What are you reading right now?

I've been dipping into the post-apocalyptic spectrum of fantasy novels. Lots of zombies and Mad Max-style stuff. The last two series I read, Patrick Ness's Chaos Walking and Rot & Ruin by Jonathan Mayberry, were young adult fiction. I felt like an idiot when I unknowingly bought them off of Amazon based on the plot synopsis without realizing they were teen focused, but they both ended up being great reads. Although I'm sure I'll hate them when they get adapted into movies with Paramore soundtracks. The book I'm reading right now is Dead Harvest by Chris Holm. Its a noir about demons and angels and a soul collector. It rules.

Do you have any childhood favorite books that you've re-read as an adult?

I recently went through great lengths to find a book I was obsessed with as a kid called Dragon Fall about a dude that builds dragon action figures with arms and legs that are the size of little kids. They come to life and try to kill him while his parents are out of town. It's his super short book where the first half is just this high school kid partying and going to concerts and then the last few chapters are just crazy violent. I forgot the name and author and had been trying to track it down based on Google searches. I finally did, and like all things we loved when we were younger, it disappointed me. Not as much as Alkaline Trio, but still pretty bad.

Which books have you most recommended to friends?

I've been recommending Game of Thrones a lot, just because people are going nuts for the show, but I'm also having a lot of fun knowing what's going to happen while other people lose their minds. One book that I think any fan of fantasy needs to read is Lord Foul's Bane by Stephen Donaldson. It is about a guy with leprosy who travels to a fantasy world where he is cured and has magic powers. It is brutal and sad and pretty heavy. Also read Mick Foley's Have a Nice Day, which is the best book about pro wrestling, ever. I'm a huge wrestling nerd, but that's a whole different conversation.

Are there any comedy books or autobiographies about comedians that were helpful to you as you were starting out?

I loved Russell Brand's first autobiography, My Booky Wook. A lot of people don't like him, but I think he's a genius who lost his way once he got all famous. I love Rik Mayall's book Bigger Than Hitler, Better Than Christ. The Young Ones were one of my earliest comedy inspirations and Rik was a god to me for a long time.
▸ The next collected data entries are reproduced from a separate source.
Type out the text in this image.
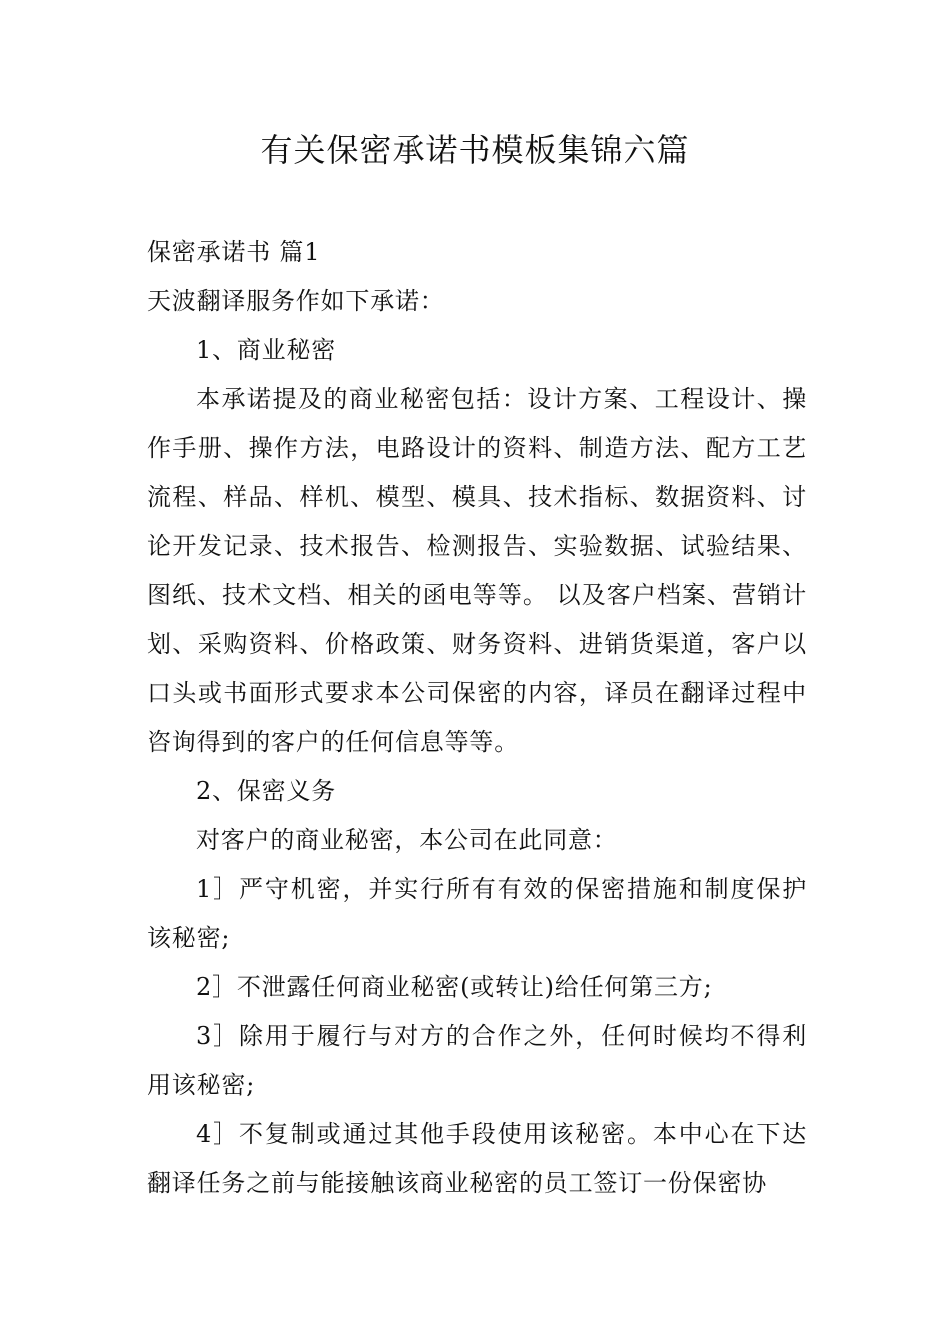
有关保密承诺书模板集锦六篇

保密承诺书 篇1

天波翻译服务作如下承诺：

1、商业秘密

本承诺提及的商业秘密包括：设计方案、工程设计、操作手册、操作方法，电路设计的资料、制造方法、配方工艺流程、样品、样机、模型、模具、技术指标、数据资料、讨论开发记录、技术报告、检测报告、实验数据、试验结果、图纸、技术文档、相关的函电等等。 以及客户档案、营销计划、采购资料、价格政策、财务资料、进销货渠道，客户以口头或书面形式要求本公司保密的内容，译员在翻译过程中咨询得到的客户的任何信息等等。

2、保密义务

对客户的商业秘密，本公司在此同意：

1］严守机密，并实行所有有效的保密措施和制度保护该秘密;

2］不泄露任何商业秘密(或转让)给任何第三方;

3］除用于履行与对方的合作之外，任何时候均不得利用该秘密;

4］不复制或通过其他手段使用该秘密。本中心在下达翻译任务之前与能接触该商业秘密的员工签订一份保密协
Dude was Drop Dead Fred from the movie Drop Dead Fred.

It's been so long since I've seen that movie that I never put that together. Speaking of outgrowing things, is there a special author you associate with a particular time in your life, but now feel like you've outgrown? For example, Chuck Palahniuk in your late teens and early twenties.

I tried to get into Henry Rollins' weird poetry books when I was younger. He had a lot of sad, tortured things about unrequited love that resonated with young IDT. Now I care more about TV shows than I do about being emotional over babes.

Have you attempted to tackle any of the literary giants, your James Joyces, your Melvilles and Tolstoys, outside of school?

I've always just been a dragon book nerd. I never got into the literary classics or the cool, hip Bukowskis and whatnot. Sometimes I feel immense shame about the fact that I know more about orcs than I do Russian literature. Then I remember that orcs are cool, and I get over it. I'll get to the classics when I'm a classic old man.

In addition to performing at this month's Grawlix show on Friday, September 27, IDT will perform earlier Friday evening at the Voodoo Comedy Playhouse with Timmy Williams from The Whitest Kids U Know, Adam Cayton-Holland and Chris Charpentier.